Facebook. The only thing I use it for is keeping in touch with old friends. The very second you deviate from that and go on open discussion forums it becomes full retard. :lol:

Best to stay off it if you like to have intelligent discussions.


----------



## SalsredTT (Jan 8, 2011)

brian1978 said:


> Facebook. The only thing I use it for is keeping in touch with old friends. The very second you deviate from that and go on open discussion forums it becomes full retard. :lol:
> 
> Best to stay off it if you like to have intelligent discussions.

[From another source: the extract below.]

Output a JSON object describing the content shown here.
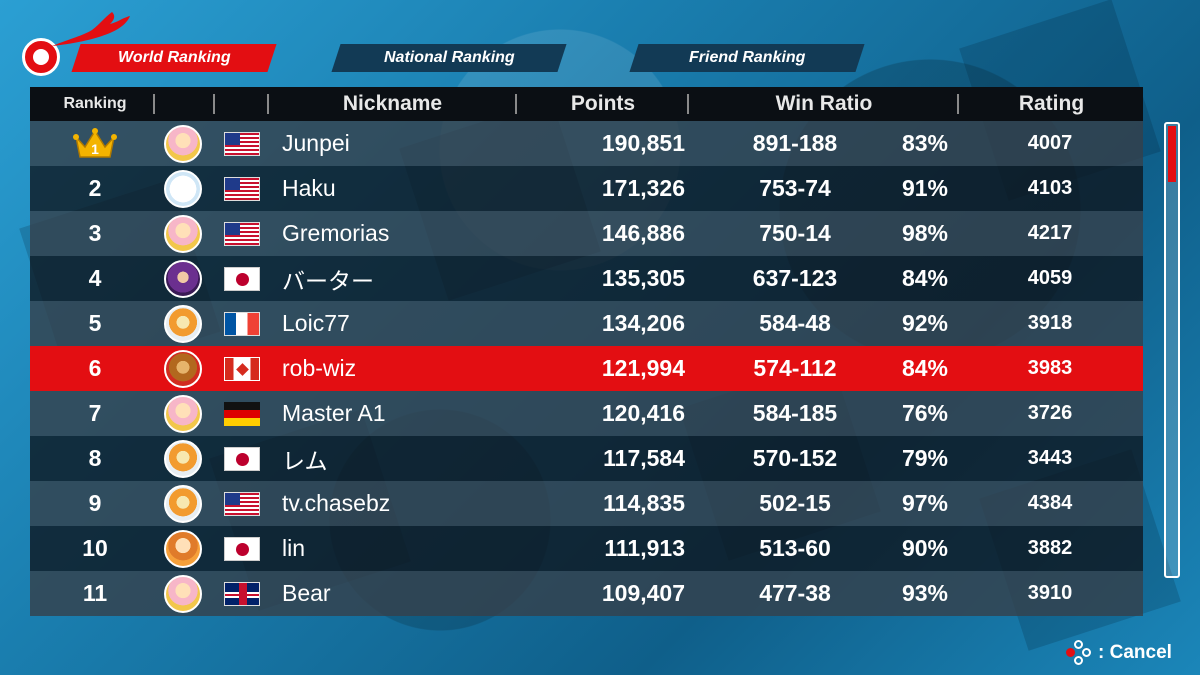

Quite right - its a useful tool to chat with daughter and grandson during the course of the day without bothering with the phone, but otherwise its a work of Satan!!

I can't believe how much personal info some people put on there - tracking a huge majority of our tenants is sooooo easy!!


----------



## Lollypop86 (Oct 26, 2013)

I just don't get how someone has come to the conclusion I think I'm a car god because I've got LED side lights lol

J
Xx


----------



## Skeee (Jun 9, 2009)

But you _are_ a car god_dess_.

p.s.
_What is_ a cargod/goddess?


----------



## Lollypop86 (Oct 26, 2013)

Fuck knows

J
Xx


----------



## Skeee (Jun 9, 2009)

No need to get abusive! [smiley=bigcry.gif]


----------



## Skeee (Jun 9, 2009)




----------



## Lollypop86 (Oct 26, 2013)

Lmfao

J
Xx


----------



## brian1978 (Jul 10, 2013)

Skeee said:


> View attachment 1


----------



## Lollypop86 (Oct 26, 2013)

ha ha ha 

J
xx


----------